En Italie, un projet de loi prévoit une prime pour les avocats accompagnant des migrants vers un départ volontaire. Une mesure vivement contestée par les professions judiciaires et l’opposition.

Italie : le gouvernement Meloni veut instaurer une prime pour les avocats accompagnant le départ volontaire de migrants
Un projet de loi sécuritaire examiné par le Parlement italien prévoit d’accorder une prime à des avocats qui assistent des migrants dans une procédure de départ volontaire hors d’Italie. La mesure, portée par la majorité de Giorgia Meloni, suscite de fortes critiques dans le monde judiciaire et chez les oppositions.
Une disposition passée d’abord sous les radars
Adopté par le Sénat italien le 17 avril, un projet de loi sécuritaire doit être soumis à la Chambre des députés le mercredi 22 avril. Le texte traite de plusieurs sujets sensibles, notamment les manifestations, les mineurs et les contrôles de sécurité.
Parmi ses dispositions, l’une concentre désormais l’attention : la création d’une prime destinée aux avocats qui conseillent et accompagnent leurs clients migrants dans une démarche de départ volontaire du territoire italien, relate BFMTV. Le versement de cette rémunération supplémentaire interviendrait uniquement une fois le départ effectivement réalisé.
Jusqu’à 615 euros par prime
Selon les modalités évoquées autour de ce dispositif, la coalition dirigée par Giorgia Meloni prévoit d’y consacrer 246,000 euros en 2026, puis 492,000 euros par an en 2027 et 2028.
Rapporté au mécanisme envisagé, le montant unitaire de la prime pourrait atteindre environ 615 euros. Cette somme serait versée aux avocats concernés seulement après l’aboutissement de la procédure de départ volontaire de leur client.
Le barreau et les magistrats dénoncent une atteinte à l’indépendance
La mesure a immédiatement provoqué une réaction très critique de plusieurs représentants du monde judiciaire. Le Conseil national du barreau italien a pris ses distances avec le dispositif, en faisant savoir qu’il n’avait pas été informé en amont de son implication, alors même que son rôle serait mentionné dans l’architecture du mécanisme.
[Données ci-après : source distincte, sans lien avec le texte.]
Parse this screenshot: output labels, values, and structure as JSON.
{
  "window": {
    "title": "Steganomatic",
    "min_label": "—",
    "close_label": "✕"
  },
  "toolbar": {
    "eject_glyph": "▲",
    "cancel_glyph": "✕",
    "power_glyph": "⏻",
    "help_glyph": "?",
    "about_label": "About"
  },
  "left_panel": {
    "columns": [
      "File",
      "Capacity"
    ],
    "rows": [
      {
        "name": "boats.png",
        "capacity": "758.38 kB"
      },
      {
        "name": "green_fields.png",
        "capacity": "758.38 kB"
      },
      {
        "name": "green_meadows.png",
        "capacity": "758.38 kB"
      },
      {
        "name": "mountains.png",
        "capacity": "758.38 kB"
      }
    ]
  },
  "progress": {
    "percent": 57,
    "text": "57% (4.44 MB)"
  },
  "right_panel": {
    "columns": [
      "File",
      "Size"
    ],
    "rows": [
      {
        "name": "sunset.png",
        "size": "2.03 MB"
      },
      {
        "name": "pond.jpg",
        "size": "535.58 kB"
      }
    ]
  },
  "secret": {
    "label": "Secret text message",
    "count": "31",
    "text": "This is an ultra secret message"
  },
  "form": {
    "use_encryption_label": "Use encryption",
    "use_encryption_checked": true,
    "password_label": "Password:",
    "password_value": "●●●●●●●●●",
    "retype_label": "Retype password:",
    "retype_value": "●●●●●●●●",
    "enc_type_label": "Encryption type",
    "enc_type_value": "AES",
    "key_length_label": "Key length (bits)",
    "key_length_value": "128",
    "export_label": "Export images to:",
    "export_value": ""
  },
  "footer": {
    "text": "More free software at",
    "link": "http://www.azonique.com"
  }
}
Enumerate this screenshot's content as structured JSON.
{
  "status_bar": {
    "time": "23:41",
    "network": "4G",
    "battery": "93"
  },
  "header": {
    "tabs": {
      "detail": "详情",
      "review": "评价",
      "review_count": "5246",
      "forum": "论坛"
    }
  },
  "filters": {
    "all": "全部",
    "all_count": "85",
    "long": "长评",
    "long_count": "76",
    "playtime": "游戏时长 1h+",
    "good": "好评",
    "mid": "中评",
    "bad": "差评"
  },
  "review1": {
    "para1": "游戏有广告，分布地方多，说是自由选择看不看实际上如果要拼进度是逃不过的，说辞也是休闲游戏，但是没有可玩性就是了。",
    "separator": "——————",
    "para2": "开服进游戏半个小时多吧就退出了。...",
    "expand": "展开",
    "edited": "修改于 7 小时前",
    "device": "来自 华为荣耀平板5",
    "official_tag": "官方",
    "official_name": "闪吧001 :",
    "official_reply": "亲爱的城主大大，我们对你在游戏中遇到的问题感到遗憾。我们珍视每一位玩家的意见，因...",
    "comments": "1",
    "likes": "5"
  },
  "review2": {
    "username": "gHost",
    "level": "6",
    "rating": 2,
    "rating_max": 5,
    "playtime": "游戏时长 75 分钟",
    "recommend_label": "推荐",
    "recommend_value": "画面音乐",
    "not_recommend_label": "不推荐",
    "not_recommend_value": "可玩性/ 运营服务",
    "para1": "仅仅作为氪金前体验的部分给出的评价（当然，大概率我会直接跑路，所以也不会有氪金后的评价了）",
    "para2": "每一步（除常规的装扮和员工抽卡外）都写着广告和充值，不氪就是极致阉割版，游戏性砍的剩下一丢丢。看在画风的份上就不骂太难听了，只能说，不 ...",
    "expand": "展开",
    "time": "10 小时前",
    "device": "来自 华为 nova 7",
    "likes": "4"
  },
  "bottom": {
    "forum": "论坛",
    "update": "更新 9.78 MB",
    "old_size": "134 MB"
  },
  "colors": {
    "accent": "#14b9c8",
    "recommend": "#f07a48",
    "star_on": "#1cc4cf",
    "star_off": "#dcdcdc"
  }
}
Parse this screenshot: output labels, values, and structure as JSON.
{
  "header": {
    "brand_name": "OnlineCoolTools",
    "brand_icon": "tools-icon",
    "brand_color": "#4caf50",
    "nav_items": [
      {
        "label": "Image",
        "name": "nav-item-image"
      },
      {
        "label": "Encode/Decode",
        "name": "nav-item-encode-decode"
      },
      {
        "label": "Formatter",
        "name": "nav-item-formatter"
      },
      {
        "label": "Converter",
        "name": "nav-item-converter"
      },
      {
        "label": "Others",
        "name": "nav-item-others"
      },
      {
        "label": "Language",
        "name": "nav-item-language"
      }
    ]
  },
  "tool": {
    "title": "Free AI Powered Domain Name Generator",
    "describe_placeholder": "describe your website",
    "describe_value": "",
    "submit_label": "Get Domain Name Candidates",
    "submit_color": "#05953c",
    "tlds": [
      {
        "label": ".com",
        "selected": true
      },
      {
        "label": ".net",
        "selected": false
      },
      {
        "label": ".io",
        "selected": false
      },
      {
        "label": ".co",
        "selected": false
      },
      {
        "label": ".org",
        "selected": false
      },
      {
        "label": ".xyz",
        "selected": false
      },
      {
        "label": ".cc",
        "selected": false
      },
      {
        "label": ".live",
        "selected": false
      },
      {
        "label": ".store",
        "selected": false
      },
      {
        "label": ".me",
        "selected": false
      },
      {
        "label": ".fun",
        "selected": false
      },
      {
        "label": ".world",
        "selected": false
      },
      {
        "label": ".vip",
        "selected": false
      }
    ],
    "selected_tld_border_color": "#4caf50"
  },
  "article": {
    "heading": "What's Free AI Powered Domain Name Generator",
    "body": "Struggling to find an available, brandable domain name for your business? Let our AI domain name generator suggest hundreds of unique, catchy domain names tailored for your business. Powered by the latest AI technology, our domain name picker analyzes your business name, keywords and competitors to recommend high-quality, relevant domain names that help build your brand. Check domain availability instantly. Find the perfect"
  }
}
Du côté des avocats pénalistes, la contestation est tout aussi nette. Plusieurs organisations estiment qu’un avocat ne peut pas être rémunéré en fonction d’un résultat conforme à l’objectif poursuivi par l’État, au risque de remettre en cause son indépendance et la liberté de la défense.
Les magistrats ont, eux aussi, exprimé leur opposition. L’Association nationale des magistrats considère qu’un tel système fragilise la protection judiciaire et brouille le rôle même de la défense, qui doit rester pleine, libre et accessible à tous les justiciables.
Une vive riposte politique
Sur le terrain politique, l’opposition italienne a largement condamné la mesure. Plusieurs responsables y voient un dispositif de récompense incompatible avec la dignité de la profession d’avocat et avec les principes fondamentaux de l’État de droit.
Des élus opposés au gouvernement accusent également l’exécutif d’utiliser les avocats comme un levier au service de sa politique migratoire. Ce nouvel épisode illustre les tensions persistantes entre le gouvernement de Giorgia Meloni, les professions judiciaires et les partis d’opposition sur la gestion de l’immigration en Italie.
Un vote très attendu
L’examen du texte à la Chambre des députés est désormais particulièrement scruté. Au-delà de la seule question migratoire, le débat porte aussi sur la place de l’avocat dans la procédure et sur les limites que l’État peut ou non fixer lorsqu’il associe une rémunération à l’issue d’un dossier.
Si elle était confirmée, cette mesure marquerait une nouvelle étape dans le durcissement assumé de la politique migratoire du gouvernement italien, tout en ouvrant une controverse de fond sur l’indépendance de la défense.